Agenda Kernel Criterion Canonical Ontic status is not granted to the kernel in advance; it is the burden the program must earn.
Kernel CriterionCanonical

The Ontic Status Burden

Ontic status is not granted to the kernel in advance; it is the burden the program must earn.

Necessary
A model must fit phenomena and recover known structures before stronger claims can even be considered.
Insufficient
Prediction, elegance, and compression do not by themselves settle what belongs to reality itself.
Inspectable
The burden must route through public corpus, results, and verification surfaces.

Why this burden exists

The program aims at a kernel-based model of reality. That ambition is not automatically an ontological achievement.

A model may organize data, compress theory, predict observations, or provide elegant language while still leaving open whether its structure belongs to reality itself. The Ontic Status Burden is the public name for that open pressure. The Package 2 white paper The Shape of a Theory of Reality carries the doctrine in detail.
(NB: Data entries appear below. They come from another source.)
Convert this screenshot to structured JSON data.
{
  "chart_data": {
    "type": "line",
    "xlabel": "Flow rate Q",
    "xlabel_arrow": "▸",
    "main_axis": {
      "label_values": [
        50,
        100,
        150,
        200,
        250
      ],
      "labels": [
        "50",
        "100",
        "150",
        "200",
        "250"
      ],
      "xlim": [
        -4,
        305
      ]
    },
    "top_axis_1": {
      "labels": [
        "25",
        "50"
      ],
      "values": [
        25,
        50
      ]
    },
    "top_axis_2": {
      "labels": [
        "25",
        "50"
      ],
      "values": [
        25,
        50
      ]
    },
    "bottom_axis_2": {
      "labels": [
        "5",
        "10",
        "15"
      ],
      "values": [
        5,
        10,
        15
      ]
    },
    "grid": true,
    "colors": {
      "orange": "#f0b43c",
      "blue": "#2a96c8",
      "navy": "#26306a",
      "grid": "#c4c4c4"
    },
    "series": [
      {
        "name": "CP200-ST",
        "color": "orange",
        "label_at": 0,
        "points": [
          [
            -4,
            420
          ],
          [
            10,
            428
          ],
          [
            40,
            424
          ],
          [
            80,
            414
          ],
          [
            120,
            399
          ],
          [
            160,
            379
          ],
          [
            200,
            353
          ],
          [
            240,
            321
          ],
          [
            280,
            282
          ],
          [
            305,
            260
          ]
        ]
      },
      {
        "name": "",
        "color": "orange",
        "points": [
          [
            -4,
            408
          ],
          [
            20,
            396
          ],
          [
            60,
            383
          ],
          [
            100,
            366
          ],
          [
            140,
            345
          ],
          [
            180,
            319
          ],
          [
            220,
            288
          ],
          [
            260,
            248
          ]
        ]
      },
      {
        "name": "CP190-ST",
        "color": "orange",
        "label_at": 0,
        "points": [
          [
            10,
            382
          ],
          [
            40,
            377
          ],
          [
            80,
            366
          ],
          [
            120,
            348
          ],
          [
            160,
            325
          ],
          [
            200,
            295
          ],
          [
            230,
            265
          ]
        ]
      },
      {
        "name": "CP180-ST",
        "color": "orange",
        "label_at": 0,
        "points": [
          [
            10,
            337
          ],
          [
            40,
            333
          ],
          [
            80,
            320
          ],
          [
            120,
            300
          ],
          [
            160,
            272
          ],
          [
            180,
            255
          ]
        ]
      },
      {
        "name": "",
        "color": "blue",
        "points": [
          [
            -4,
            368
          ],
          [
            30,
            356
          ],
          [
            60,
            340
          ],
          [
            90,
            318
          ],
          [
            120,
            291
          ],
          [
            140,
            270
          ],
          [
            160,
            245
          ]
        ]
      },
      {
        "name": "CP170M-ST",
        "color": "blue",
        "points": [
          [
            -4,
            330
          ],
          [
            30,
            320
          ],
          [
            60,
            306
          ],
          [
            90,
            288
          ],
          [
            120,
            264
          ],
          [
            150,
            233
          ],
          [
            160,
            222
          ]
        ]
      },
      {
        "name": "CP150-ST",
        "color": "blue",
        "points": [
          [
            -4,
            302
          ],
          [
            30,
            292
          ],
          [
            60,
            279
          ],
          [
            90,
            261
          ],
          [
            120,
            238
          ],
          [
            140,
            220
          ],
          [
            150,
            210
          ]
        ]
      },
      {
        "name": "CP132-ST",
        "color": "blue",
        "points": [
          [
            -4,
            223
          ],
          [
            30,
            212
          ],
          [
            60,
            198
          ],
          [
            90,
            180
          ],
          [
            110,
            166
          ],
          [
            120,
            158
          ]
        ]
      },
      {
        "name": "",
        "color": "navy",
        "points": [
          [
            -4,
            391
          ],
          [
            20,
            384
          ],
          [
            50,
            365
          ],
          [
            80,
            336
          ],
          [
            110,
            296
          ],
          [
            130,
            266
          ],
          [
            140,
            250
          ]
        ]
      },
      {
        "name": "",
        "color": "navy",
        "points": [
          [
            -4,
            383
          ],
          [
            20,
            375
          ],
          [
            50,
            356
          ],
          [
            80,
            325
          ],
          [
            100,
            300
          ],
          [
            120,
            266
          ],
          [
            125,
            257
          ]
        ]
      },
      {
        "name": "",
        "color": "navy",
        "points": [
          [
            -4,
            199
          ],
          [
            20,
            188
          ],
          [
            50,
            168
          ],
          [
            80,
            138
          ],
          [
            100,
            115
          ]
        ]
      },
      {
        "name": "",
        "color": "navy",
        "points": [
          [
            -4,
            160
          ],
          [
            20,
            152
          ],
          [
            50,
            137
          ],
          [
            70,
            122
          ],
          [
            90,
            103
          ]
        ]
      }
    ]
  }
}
Model, phenomenon, and ontic structure

The page uses three distinctions throughout the Agenda:

  • Model: an organized representational or formal structure.
  • Phenomenon: what is available through experience, measurement, practice, and disciplined inquiry.
  • Ontic structure: structure that would not merely describe appearances but belong to what reality is.

The program does not collapse these into one another.

Why empirical adequacy is not enough

Empirical adequacy matters. A kernel that cannot meet phenomena has failed an essential test.

But empirical adequacy does not by itself establish ontic status. Many different models can fit the same phenomena, and many useful frameworks leave decisive machinery outside the account. The program therefore treats fit as necessary pressure, not as final warrant.

What would count as earning ontic status?

The burden has several linked components:

Recovery The kernel must recover baseline mathematical, physical, life, and metaphysical structures without erasing their differences.
Problem accountability The kernel must face external structural challenge sources instead of selecting only friendly examples.
No externalities Hidden runtime, semantics, parameters, substrates, or bridges must be exposed and treated.
Closure The strongest claims must not depend on indefinite deferral at the decisive point.
Canonicity The theory must explain why this structure, not merely some structure, bears the burden.
Verification Claims must route toward public inspection, formal checks, bridge review, or explicitly bounded status.

Relation to Kant

The program takes the phenomena/noumena boundary seriously. It does not claim direct access to things-in-themselves.

The open question is whether a disciplined diagrammatic route can earn a weaker but meaningful kind of structural warrant: not pointing access, but public, formal, relational access that survives recovery, closure, and verification pressure.

What remains open

This page is a burden statement. It is not a victory statement.

The program’s strongest ontic language remains conditional on whether its corpus, results, bridge claims, and verification paths can actually meet this standard.